SymEval is a tool written in Python for measuring the effort invested in the Post-Editing (PE) process. It reports the edit distance between segments in two different translations using the Levenshtein algorithm.

To test SymEval we first prepared four TMX files. The first one had the source and the result of translating it with an engine.

The other three files had Post-Editing jobs done by different applicants, one failed, one barely passed and one good. All four files contained the same source in English, and the target language used for this test was Spanish.

From the point of view of the numeric results, SymEval provides overall statistics called Project Score that can be seen as the percentage of the machine translation that was used. Two almost identical files will have a score near 100.

The Project Scores for these three files, each of them compared to the machine translation, were as follows:

          result_bad:     60.07          result_barely:  72.00          result_good:    58.98

At first we were expecting the numbers to have some correlation with the results, that is the scores increasing (or decreasing) according to the quality of the Post-Editing. But this is not necessarily the case. Thinking a bit about the logic used by the tool, it becomes clear that it cannot help with the judgment of either the quality of the machine translation, or that of the Post-Editing, since the measurements are purely quantitative.

Even this quantitative measure is not applied uniformly, which makes it a bit unreliable. For example, two Post-Editors changed (correctly) the machine translation of General Employment from “General de Empleo” into “Empleo General”. But while in one of them this was reported as a change of 0.712, in the other it was considered to be only 0.4.

In terms of usability the tool has some problems.
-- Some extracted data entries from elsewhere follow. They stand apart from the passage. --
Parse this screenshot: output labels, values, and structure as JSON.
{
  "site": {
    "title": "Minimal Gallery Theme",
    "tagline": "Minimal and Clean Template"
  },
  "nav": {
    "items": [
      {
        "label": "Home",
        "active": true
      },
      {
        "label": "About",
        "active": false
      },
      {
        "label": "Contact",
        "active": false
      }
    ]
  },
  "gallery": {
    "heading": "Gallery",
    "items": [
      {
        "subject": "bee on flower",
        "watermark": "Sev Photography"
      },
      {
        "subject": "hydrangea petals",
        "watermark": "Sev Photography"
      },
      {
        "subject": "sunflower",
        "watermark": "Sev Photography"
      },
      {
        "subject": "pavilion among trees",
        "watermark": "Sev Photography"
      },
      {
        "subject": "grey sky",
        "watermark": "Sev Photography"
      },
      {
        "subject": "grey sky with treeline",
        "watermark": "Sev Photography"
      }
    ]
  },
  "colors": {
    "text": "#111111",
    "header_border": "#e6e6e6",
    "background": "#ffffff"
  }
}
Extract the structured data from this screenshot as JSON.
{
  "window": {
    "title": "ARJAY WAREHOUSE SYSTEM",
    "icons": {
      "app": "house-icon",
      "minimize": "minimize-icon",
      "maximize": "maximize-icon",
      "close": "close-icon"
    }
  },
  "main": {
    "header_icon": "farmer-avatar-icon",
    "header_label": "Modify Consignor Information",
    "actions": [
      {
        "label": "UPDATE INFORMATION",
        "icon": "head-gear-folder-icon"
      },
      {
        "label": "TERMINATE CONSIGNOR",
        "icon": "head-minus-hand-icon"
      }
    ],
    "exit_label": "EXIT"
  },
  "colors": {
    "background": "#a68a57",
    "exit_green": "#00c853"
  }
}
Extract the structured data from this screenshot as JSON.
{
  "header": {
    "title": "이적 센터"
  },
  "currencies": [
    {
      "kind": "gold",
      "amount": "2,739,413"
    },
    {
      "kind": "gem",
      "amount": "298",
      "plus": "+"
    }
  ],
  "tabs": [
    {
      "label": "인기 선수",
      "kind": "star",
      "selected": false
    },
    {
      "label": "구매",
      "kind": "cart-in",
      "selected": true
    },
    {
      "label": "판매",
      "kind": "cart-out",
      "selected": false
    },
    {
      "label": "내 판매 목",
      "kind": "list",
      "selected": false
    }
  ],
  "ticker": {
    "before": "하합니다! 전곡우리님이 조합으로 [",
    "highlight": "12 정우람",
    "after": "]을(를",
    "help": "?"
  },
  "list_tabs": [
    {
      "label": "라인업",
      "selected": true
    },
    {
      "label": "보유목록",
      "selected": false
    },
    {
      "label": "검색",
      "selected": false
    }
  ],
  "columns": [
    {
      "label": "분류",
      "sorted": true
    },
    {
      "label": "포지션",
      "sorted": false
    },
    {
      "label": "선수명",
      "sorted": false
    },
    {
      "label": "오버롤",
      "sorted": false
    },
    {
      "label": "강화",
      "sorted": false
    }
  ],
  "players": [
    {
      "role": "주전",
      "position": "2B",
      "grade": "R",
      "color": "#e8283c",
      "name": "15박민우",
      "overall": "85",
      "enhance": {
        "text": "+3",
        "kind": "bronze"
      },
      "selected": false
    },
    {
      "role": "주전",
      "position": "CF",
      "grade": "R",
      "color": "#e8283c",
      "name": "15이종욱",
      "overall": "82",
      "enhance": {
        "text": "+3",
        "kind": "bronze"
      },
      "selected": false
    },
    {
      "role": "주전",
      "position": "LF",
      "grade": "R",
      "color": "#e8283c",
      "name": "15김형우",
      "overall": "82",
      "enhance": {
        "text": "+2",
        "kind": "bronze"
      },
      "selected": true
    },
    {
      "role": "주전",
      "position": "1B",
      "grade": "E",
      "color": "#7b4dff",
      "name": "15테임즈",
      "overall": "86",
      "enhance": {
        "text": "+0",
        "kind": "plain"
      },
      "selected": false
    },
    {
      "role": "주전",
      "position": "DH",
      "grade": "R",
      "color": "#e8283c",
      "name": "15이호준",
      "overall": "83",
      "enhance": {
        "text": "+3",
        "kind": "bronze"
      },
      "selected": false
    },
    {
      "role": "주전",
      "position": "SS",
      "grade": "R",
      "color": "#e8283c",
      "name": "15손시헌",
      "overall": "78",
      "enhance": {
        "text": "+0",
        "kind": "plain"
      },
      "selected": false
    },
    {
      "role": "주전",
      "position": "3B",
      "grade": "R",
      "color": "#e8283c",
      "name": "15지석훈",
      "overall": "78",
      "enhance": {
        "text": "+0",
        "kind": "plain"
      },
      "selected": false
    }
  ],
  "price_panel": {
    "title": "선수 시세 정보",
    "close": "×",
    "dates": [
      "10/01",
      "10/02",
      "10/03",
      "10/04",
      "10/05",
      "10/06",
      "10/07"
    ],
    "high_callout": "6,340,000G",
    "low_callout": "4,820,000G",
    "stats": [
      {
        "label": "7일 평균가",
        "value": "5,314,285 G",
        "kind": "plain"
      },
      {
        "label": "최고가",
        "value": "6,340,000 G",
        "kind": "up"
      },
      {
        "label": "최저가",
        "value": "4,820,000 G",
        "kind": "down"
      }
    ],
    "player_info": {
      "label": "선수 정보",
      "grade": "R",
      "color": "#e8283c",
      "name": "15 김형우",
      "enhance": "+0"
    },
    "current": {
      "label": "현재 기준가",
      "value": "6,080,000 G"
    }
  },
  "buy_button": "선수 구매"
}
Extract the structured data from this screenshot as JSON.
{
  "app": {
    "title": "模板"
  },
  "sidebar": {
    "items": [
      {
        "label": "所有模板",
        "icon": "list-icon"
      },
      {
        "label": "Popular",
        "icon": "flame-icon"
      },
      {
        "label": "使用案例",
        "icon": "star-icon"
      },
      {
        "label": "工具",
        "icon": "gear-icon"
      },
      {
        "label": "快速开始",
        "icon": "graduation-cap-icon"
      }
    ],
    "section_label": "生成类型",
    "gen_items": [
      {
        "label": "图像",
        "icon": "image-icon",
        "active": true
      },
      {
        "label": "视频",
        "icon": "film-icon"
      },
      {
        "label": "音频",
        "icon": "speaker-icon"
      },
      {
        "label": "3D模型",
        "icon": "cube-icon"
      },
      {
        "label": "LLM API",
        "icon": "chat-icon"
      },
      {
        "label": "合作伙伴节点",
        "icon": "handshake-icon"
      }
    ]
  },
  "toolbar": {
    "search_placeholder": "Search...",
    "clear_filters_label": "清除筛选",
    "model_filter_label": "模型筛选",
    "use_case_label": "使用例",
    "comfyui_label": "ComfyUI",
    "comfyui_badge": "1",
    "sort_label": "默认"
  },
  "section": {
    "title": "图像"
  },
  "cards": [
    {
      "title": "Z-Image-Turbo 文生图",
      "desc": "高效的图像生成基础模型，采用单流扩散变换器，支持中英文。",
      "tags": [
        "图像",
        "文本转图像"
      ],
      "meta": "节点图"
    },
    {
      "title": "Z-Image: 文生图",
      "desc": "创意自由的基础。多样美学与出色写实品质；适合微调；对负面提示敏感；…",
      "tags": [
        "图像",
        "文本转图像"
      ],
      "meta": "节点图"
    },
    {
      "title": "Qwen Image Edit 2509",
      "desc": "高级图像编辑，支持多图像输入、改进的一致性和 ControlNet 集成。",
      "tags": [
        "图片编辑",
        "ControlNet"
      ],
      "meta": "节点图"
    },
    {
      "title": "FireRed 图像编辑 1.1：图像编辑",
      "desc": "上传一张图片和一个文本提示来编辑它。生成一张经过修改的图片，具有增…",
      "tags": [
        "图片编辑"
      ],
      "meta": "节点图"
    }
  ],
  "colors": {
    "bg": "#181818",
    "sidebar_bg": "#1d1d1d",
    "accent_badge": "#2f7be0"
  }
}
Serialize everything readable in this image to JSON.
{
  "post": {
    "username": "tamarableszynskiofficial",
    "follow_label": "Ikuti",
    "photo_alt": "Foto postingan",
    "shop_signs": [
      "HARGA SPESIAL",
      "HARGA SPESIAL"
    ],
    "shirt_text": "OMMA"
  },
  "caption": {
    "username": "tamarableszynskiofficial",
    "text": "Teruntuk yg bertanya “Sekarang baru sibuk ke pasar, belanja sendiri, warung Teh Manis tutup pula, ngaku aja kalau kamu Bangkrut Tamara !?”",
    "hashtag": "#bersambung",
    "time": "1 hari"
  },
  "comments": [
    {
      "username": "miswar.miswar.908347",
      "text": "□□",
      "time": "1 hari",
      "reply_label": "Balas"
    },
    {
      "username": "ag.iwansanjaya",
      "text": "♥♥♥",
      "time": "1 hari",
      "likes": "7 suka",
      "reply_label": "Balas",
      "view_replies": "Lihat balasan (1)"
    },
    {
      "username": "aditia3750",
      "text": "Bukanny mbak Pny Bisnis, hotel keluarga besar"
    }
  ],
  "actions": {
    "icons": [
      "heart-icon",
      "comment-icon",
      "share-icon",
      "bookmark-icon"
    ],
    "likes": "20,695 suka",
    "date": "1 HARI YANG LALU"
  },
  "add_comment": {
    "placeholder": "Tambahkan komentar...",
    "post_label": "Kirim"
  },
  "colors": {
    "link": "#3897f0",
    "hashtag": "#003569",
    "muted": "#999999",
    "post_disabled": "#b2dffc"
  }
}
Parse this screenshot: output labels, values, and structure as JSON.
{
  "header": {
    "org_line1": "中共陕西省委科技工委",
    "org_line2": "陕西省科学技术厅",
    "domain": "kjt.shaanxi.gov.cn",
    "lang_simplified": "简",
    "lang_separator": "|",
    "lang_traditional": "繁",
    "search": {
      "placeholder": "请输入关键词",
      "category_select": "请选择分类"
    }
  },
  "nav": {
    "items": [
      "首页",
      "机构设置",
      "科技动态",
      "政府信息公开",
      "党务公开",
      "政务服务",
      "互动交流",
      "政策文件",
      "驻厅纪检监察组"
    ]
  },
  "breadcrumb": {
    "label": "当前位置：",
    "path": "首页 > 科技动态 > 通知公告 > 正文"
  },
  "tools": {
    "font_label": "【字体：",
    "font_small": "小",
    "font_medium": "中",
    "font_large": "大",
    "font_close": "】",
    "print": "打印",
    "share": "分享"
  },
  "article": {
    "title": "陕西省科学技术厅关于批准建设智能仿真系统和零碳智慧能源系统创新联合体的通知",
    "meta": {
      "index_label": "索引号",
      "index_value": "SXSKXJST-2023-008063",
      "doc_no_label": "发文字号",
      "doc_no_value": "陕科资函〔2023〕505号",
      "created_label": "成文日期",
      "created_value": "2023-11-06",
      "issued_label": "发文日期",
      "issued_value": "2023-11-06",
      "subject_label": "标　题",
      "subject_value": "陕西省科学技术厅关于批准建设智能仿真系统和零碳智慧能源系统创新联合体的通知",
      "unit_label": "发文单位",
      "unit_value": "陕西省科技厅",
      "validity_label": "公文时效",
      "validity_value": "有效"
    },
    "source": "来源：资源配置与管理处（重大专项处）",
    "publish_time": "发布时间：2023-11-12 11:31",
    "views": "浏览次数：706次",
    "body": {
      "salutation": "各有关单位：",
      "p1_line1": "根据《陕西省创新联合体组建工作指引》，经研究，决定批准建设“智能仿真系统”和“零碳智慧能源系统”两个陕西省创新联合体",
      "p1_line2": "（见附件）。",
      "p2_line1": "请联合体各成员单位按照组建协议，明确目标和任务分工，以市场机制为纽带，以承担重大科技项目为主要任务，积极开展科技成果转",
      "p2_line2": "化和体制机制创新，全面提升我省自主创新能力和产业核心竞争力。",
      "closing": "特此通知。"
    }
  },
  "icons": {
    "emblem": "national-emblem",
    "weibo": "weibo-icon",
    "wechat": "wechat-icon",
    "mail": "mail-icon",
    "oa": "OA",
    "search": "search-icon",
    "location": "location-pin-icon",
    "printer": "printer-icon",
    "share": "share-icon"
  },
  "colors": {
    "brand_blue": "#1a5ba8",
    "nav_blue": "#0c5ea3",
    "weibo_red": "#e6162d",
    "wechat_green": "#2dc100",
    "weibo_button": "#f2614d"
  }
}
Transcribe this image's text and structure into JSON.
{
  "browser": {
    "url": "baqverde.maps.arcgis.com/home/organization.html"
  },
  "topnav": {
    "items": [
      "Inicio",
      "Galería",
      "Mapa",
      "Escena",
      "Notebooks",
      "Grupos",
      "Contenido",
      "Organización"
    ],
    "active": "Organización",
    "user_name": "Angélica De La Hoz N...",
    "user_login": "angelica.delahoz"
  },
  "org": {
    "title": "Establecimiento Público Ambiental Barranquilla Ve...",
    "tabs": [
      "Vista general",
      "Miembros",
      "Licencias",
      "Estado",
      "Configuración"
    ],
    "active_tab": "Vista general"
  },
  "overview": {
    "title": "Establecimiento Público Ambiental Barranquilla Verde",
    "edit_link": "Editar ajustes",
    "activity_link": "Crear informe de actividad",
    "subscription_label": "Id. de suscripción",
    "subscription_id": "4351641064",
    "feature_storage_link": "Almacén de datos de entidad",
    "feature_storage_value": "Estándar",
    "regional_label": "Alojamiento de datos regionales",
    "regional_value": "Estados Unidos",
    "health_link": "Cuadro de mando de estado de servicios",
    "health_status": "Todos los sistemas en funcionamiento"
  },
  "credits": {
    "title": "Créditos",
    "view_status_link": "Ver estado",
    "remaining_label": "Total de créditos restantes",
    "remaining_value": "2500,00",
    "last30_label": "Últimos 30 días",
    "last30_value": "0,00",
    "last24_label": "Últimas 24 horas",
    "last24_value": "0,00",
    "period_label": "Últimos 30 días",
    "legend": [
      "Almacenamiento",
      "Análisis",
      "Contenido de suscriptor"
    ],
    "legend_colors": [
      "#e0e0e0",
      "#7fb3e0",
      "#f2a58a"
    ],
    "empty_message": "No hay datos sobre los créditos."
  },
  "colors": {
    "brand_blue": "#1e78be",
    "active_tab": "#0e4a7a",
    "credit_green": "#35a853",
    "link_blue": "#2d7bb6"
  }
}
All the inputs have to be the way the system likes it, otherwise one is greeted with error messages of the style check your input.

In the help page it says that the Eval tool only supports XLIFF files, but it actually does support also TMX. When the Eval tool is used with TMX files it produces an XML file highlighting the differences between the two target versions.

Trying to use the Diff tool with the test_suit.txt files generated with Eval we’ve got an error message: Status: No match has been found. Reading in the description of what is it that the Diff tool does, it looks as if it should be used only when the evaluation was done with monolingual files.

Overall, it is good to have a tool like this available in the public domain, but it needs a bit of technical skill and patience to set it up properly and take full advantage of it.